Question about the MLIR release life cycle

Hi all, I am new to MLIR, and I have some questions about the MLIR version release cycle. It seems like most of the downstream project vendored the whole llvm project and manually update the git binding. This leads to a problem that there will be multiple versions of vendored MLIR in different downstream project and make collaboration between these projects more challenging (Like iree/torch-mlir). So is there any recommendation on when to update the MLIR binding? Does MLIR have an individual release lifecycle for downstream projects to follow?

There is no particular release cycle for MLIR, while we may start paying a bit more attention to the LLVM releases (for example by cherry-pick bug fixes or writing some release notes) to accommodate some distributions and packaging that relies on this, every downstream project has its own policy.
In general MLIR is still evolving fairly quickly, and staying close to the main branch is best practice.

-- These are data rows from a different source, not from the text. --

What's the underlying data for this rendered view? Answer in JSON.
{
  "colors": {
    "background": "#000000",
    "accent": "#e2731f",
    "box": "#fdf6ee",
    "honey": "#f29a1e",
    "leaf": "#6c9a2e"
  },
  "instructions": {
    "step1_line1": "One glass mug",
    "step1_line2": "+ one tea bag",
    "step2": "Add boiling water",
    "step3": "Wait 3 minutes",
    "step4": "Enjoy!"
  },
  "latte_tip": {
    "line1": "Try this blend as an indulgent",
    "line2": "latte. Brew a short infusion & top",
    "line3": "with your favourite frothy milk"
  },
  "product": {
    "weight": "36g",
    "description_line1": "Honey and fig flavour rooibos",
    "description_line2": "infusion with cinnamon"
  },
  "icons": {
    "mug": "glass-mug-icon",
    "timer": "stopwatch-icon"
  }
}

If you’re planning to interact with a specific project, you like should just get MLIR transitively through this project.

Thanks for your answer! I hope one day we can have SemVer and detailed changelog for more compatibility control. Binding to a git commit is not ideal for long-term development.

Technically we have SemVer with the LLVM releases I believe? It’s just that most downstream projects chose to stay closer to the main branch for their development. Downstream projects could have their own release using upstream releases as well, but ultimately it’s quite impractical for any downstream project to develop against multiple upstream releases and be able to mix-and-match: I don’t foresee this ever happening (LLVM itself which is much simpler already requires heroics to do that).

There is an attempt to bring some organization to the chaos here: https://github.com/llvm/torch-mlir/issues/1178

Steve

There was a long discussion about this topic:

Thanks! It seems like this approach can also benefit from GitHub CI.

Thank you! I will take a look on it.